Hawk: Harnessing Hardware-Aware Knowledge for High-Performance NPU Kernel Generation
作者: Junyi Wen, Ruiyan Zhuang, Yongjia Xu, Pengtu Li, Rui Zou, Hongyi Chen, Chingman Wan, Puxu Yang, Wuhui Chen, Yanlin Wang
分类: cs.AI, cs.SE
发布日期: 2026-07-05
💡 一句话要点
提出Hawk框架以解决NPU内核生成中的硬件约束问题
🎯 匹配领域: 支柱二:RL算法与架构 (RL & Architecture) 支柱九:具身大模型 (Embodied Foundation Models)
关键词: 神经处理单元 内核生成 硬件感知 知识蒸馏 性能优化 深度学习 自动化
📋 核心要点
- 现有方法在NPU内核生成中面临硬件约束和内存层次结构的挑战,导致性能下降和运行时崩溃。
- Hawk框架通过运行时知识合成、瓶颈感知知识检索和效果驱动知识蒸馏三大模块,提供了一种无训练的解决方案。
- 实验证明Hawk在真实NPU工作负载下,生成准确率显著提高,并实现了执行速度的显著提升。
📝 摘要(中文)
开发高性能的神经处理单元(NPU)内核是工业界的一大瓶颈,开发者需手动应对隐含的硬件约束和严格的内存层次结构。尽管大型语言模型具有巨大的自动化潜力,但由于缺乏特定硬件的先验知识,它们在NPU上表现不佳。为了解决这一问题,本文提出了Hawk框架,通过三个核心模块有效利用硬件感知知识。实验证明,Hawk将生成准确率从49.4%提升至80.0%,并在执行速度上较最先进的基线实现了最高2.2倍的加速。
🔬 方法详解
问题定义:本文旨在解决NPU内核生成中的硬件约束问题,现有方法常常因缺乏硬件特定知识而导致性能下降和运行时错误。
核心思路:Hawk框架通过结合硬件感知知识,避免了简单代码移植带来的问题,提供了一种系统化的内核生成方法。
技术框架:Hawk框架包含三个主要模块:运行时知识合成模块、瓶颈感知知识检索模块和效果驱动知识蒸馏模块,形成一个闭环反馈机制。
关键创新:Hawk的核心创新在于采用了三重可执行知识表示,能够将错误上下文与可执行语义内在结合,显著提升生成内核的准确性。

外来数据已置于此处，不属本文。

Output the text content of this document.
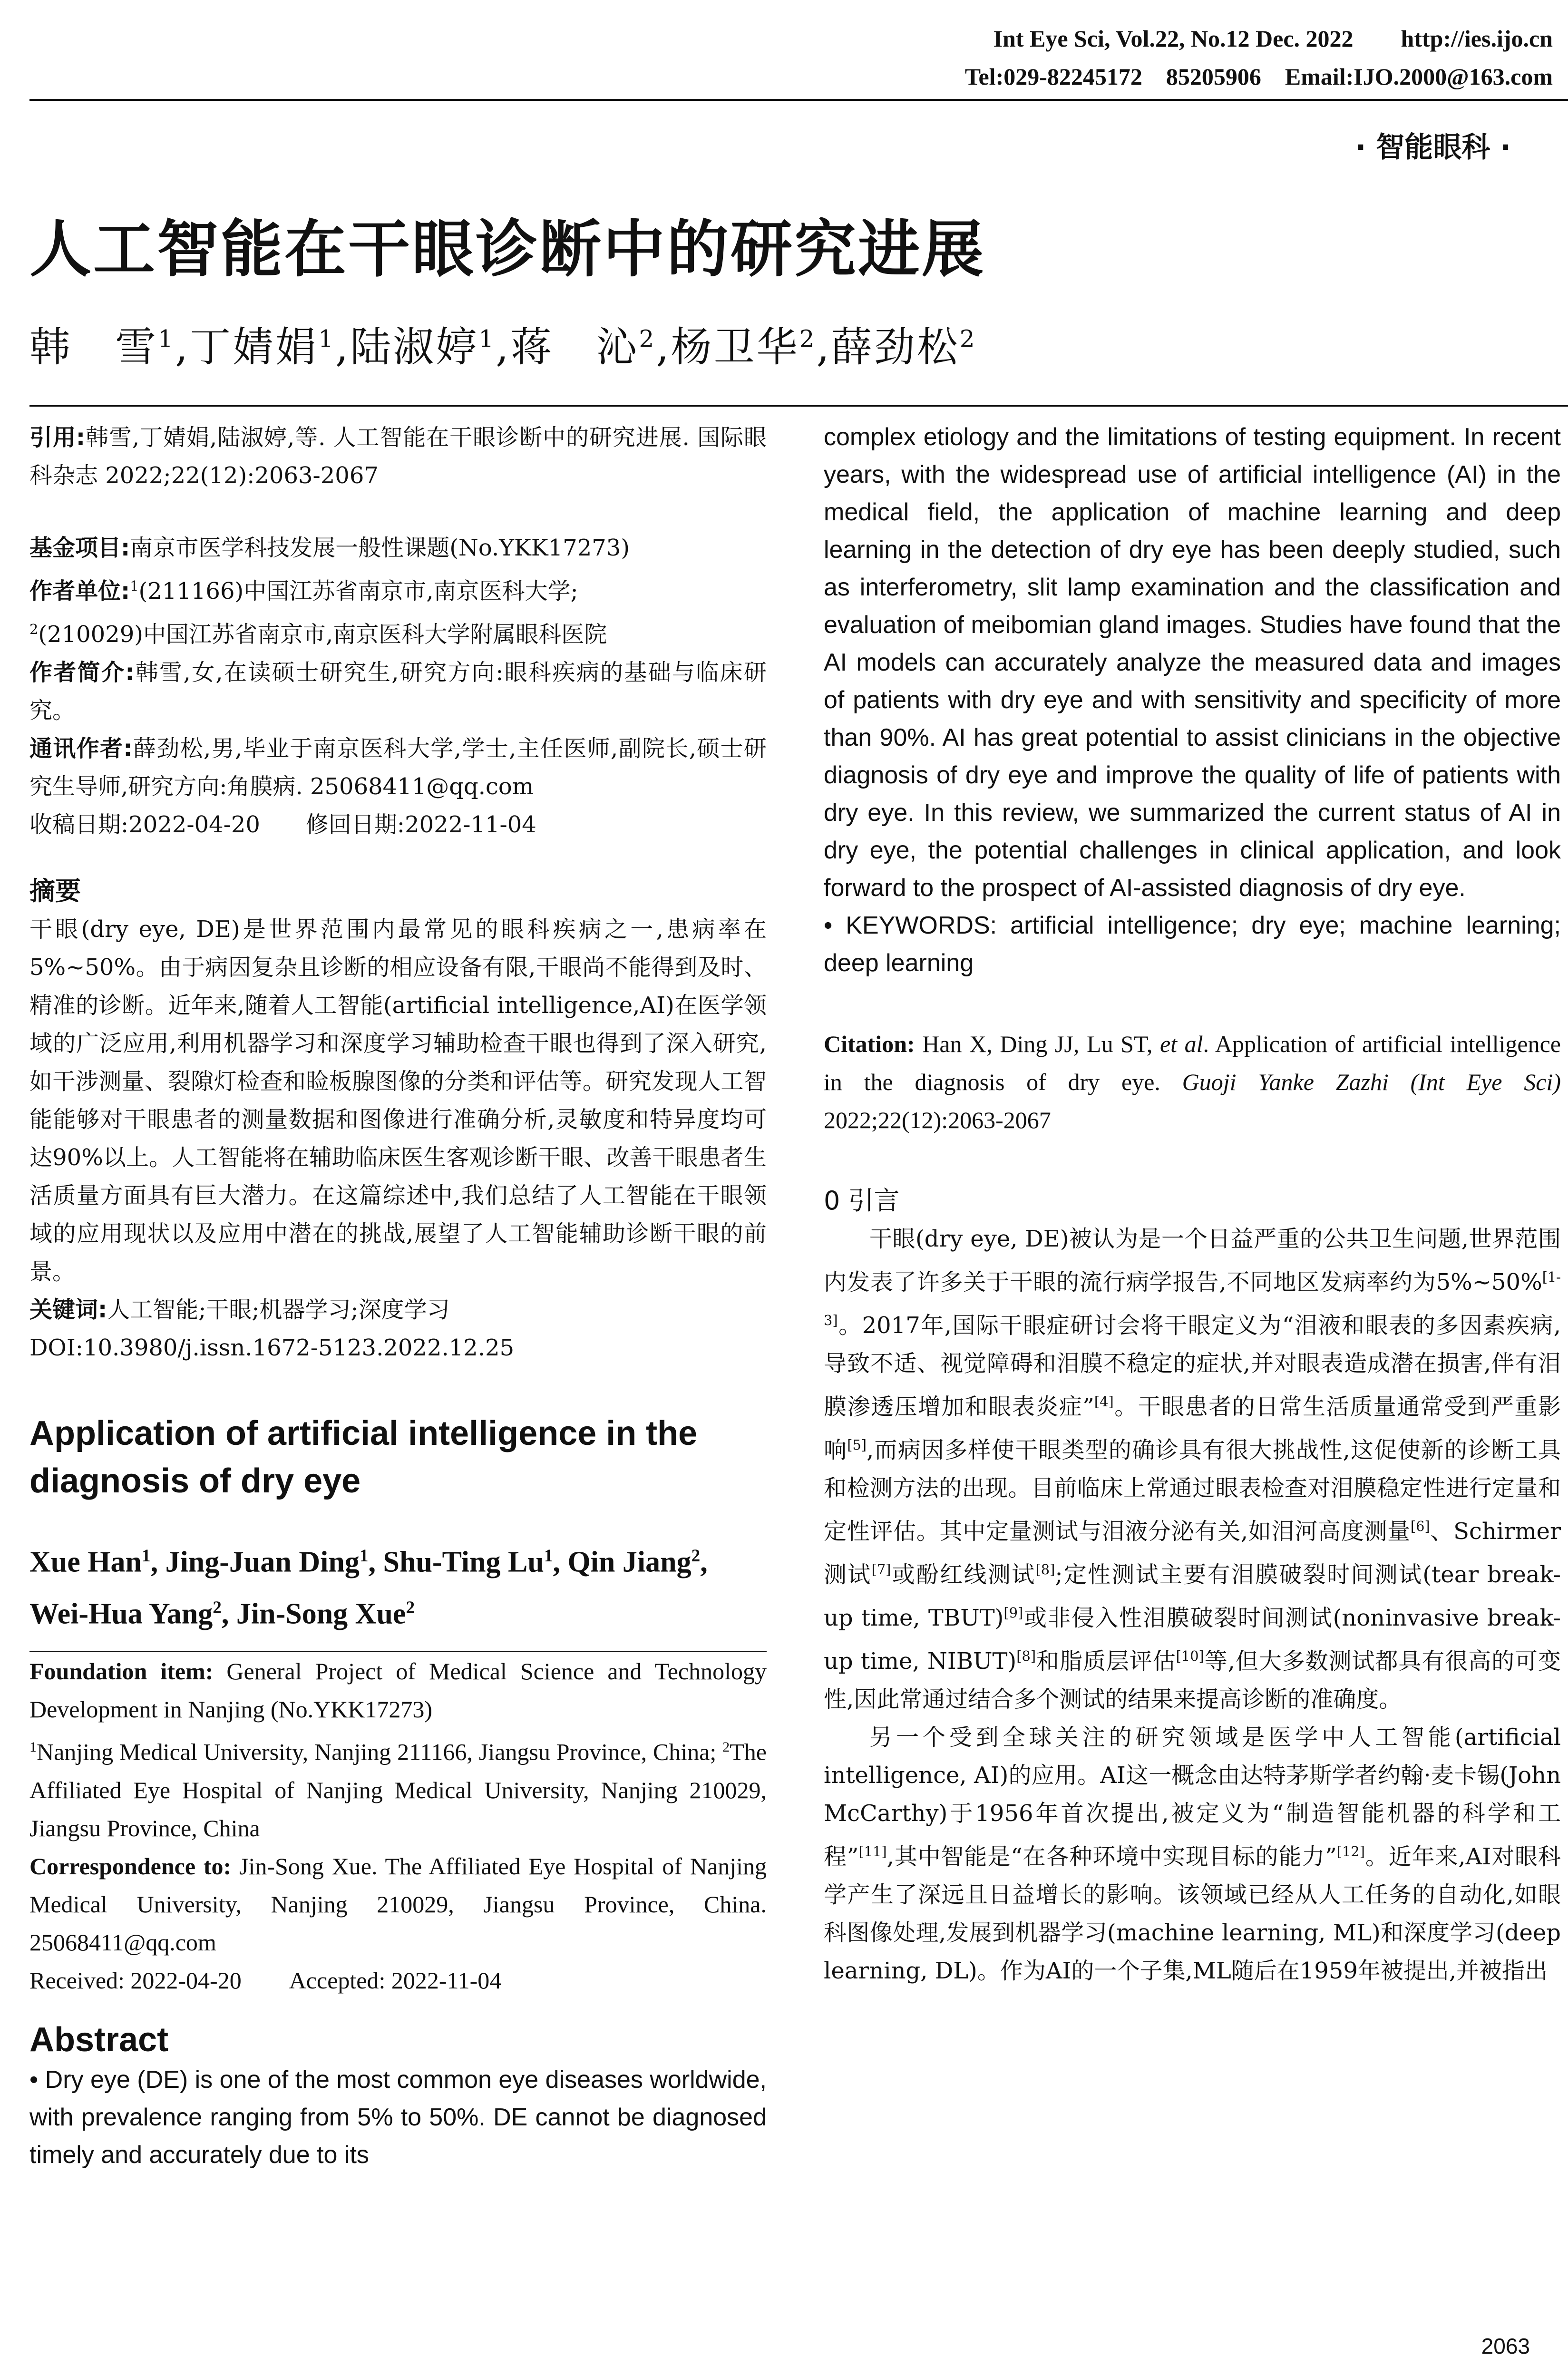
Int Eye Sci, Vol.22, No.12 Dec. 2022        http://ies.ijo.cn
Tel:029-82245172    85205906    Email:IJO.2000@163.com
· 智能眼科 ·
人工智能在干眼诊断中的研究进展
韩　雪$^1$,丁婧娟$^1$,陆淑婷$^1$,蒋　沁$^2$,杨卫华$^2$,薛劲松$^2$

引用:韩雪,丁婧娟,陆淑婷,等. 人工智能在干眼诊断中的研究进展. 国际眼科杂志 2022;22(12):2063-2067

基金项目:南京市医学科技发展一般性课题(No.YKK17273)

作者单位:$^1$(211166)中国江苏省南京市,南京医科大学;
$^2$(210029)中国江苏省南京市,南京医科大学附属眼科医院

作者简介:韩雪,女,在读硕士研究生,研究方向:眼科疾病的基础与临床研究。

通讯作者:薛劲松,男,毕业于南京医科大学,学士,主任医师,副院长,硕士研究生导师,研究方向:角膜病. 25068411@qq.com

收稿日期:2022-04-20　　修回日期:2022-11-04

摘要

干眼(dry eye, DE)是世界范围内最常见的眼科疾病之一,患病率在5%~50%。由于病因复杂且诊断的相应设备有限,干眼尚不能得到及时、精准的诊断。近年来,随着人工智能(artificial intelligence,AI)在医学领域的广泛应用,利用机器学习和深度学习辅助检查干眼也得到了深入研究,如干涉测量、裂隙灯检查和睑板腺图像的分类和评估等。研究发现人工智能能够对干眼患者的测量数据和图像进行准确分析,灵敏度和特异度均可达90%以上。人工智能将在辅助临床医生客观诊断干眼、改善干眼患者生活质量方面具有巨大潜力。在这篇综述中,我们总结了人工智能在干眼领域的应用现状以及应用中潜在的挑战,展望了人工智能辅助诊断干眼的前景。

关键词:人工智能;干眼;机器学习;深度学习

DOI:10.3980/j.issn.1672-5123.2022.12.25

Application of artificial intelligence in the diagnosis of dry eye
Xue Han$^1$, Jing-Juan Ding$^1$, Shu-Ting Lu$^1$, Qin Jiang$^2$, Wei-Hua Yang$^2$, Jin-Song Xue$^2$

Foundation item: General Project of Medical Science and Technology Development in Nanjing (No.YKK17273)

$^1$Nanjing Medical University, Nanjing 211166, Jiangsu Province, China; $^2$The Affiliated Eye Hospital of Nanjing Medical University, Nanjing 210029, Jiangsu Province, China

Correspondence to: Jin-Song Xue. The Affiliated Eye Hospital of Nanjing Medical University, Nanjing 210029, Jiangsu Province, China. 25068411@qq.com

Received: 2022-04-20　　Accepted: 2022-11-04

Abstract

• Dry eye (DE) is one of the most common eye diseases worldwide, with prevalence ranging from 5% to 50%. DE cannot be diagnosed timely and accurately due to its

complex etiology and the limitations of testing equipment. In recent years, with the widespread use of artificial intelligence (AI) in the medical field, the application of machine learning and deep learning in the detection of dry eye has been deeply studied, such as interferometry, slit lamp examination and the classification and evaluation of meibomian gland images. Studies have found that the AI models can accurately analyze the measured data and images of patients with dry eye and with sensitivity and specificity of more than 90%. AI has great potential to assist clinicians in the objective diagnosis of dry eye and improve the quality of life of patients with dry eye. In this review, we summarized the current status of AI in dry eye, the potential challenges in clinical application, and look forward to the prospect of AI-assisted diagnosis of dry eye.

• KEYWORDS: artificial intelligence; dry eye; machine learning; deep learning

Citation: Han X, Ding JJ, Lu ST, et al. Application of artificial intelligence in the diagnosis of dry eye. Guoji Yanke Zazhi (Int Eye Sci) 2022;22(12):2063-2067

0 引言

干眼(dry eye, DE)被认为是一个日益严重的公共卫生问题,世界范围内发表了许多关于干眼的流行病学报告,不同地区发病率约为5%~50%[1-3]。2017年,国际干眼症研讨会将干眼定义为“泪液和眼表的多因素疾病,导致不适、视觉障碍和泪膜不稳定的症状,并对眼表造成潜在损害,伴有泪膜渗透压增加和眼表炎症”[4]。干眼患者的日常生活质量通常受到严重影响[5],而病因多样使干眼类型的确诊具有很大挑战性,这促使新的诊断工具和检测方法的出现。目前临床上常通过眼表检查对泪膜稳定性进行定量和定性评估。其中定量测试与泪液分泌有关,如泪河高度测量[6]、Schirmer测试[7]或酚红线测试[8];定性测试主要有泪膜破裂时间测试(tear break-up time, TBUT)[9]或非侵入性泪膜破裂时间测试(noninvasive break-up time, NIBUT)[8]和脂质层评估[10]等,但大多数测试都具有很高的可变性,因此常通过结合多个测试的结果来提高诊断的准确度。

另一个受到全球关注的研究领域是医学中人工智能(artificial intelligence, AI)的应用。AI这一概念由达特茅斯学者约翰·麦卡锡(John McCarthy)于1956年首次提出,被定义为“制造智能机器的科学和工程”[11],其中智能是“在各种环境中实现目标的能力”[12]。近年来,AI对眼科学产生了深远且日益增长的影响。该领域已经从人工任务的自动化,如眼科图像处理,发展到机器学习(machine learning, ML)和深度学习(deep learning, DL)。作为AI的一个子集,ML随后在1959年被提出,并被指出

2063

关键设计:在知识检索中,Hawk实现了2D检索范式,将查询投影到正交的句法和硬件对齐的语义空间,确保了生成内核的高效性和准确性。
🖼️ 关键图片
📊 实验亮点
Hawk框架在真实NPU工作负载下的实验结果显示,生成准确率从49.4%提升至80.0%,并在执行速度上实现了最高2.2倍的加速,显著超越了现有的最先进基线,展示了其在高性能内核生成中的有效性。
🎯 应用场景
Hawk框架在NPU内核生成中的应用潜力巨大,能够为各种深度学习应用提供高效的内核支持,特别是在需要高性能计算的场景,如图像处理、自然语言处理和实时数据分析等领域。未来,Hawk有望推动NPU技术的普及和应用,提升整体计算效率。
📄 摘要(原文)
Developing high-performance kernels for Neural Processing Units (NPUs) is a critical industry bottleneck, requiring developers to manually navigate implicit hardware constraints and strict memory hierarchies. While large language models offer immense automation potential, they fail catastrophically on NPUs due to a fundamental lack of hardware-specific priors. Naively transplanting code snippets from similar NPU kernels may pass the compiler, but it consistently triggers runtime crashes and performance degradation by blindly violating underlying hardware constraints. To overcome this, we introduce Hawk, a training-free framework that harnesses hardware-aware knowledge through three core modules: (1) Run-Time Knowledge Synthesis Module, which employs a Triple-Part Executable Knowledge Representation to inherently couple the error context with executable semantics; (2) Bottleneck-Aware Knowledge Retrieval Module, which implements a 2D-Retrieval paradigm to project queries into orthogonal syntactic and hardware-aligned semantic spaces; and (3) Effect-Driven Knowledge Distillation Module, which leverages LLM-driven semantic arbitration to continuously distill the knowledge by pruning errors and consolidating redundancies based on the empirical execution feedback. Extensive evaluations on real-world NPU workloads demonstrate that Hawk elevates generation accuracy from 49.4% to 80.0%, while achieving up to a 2.2x execution speedup over state-of-the-art baselines.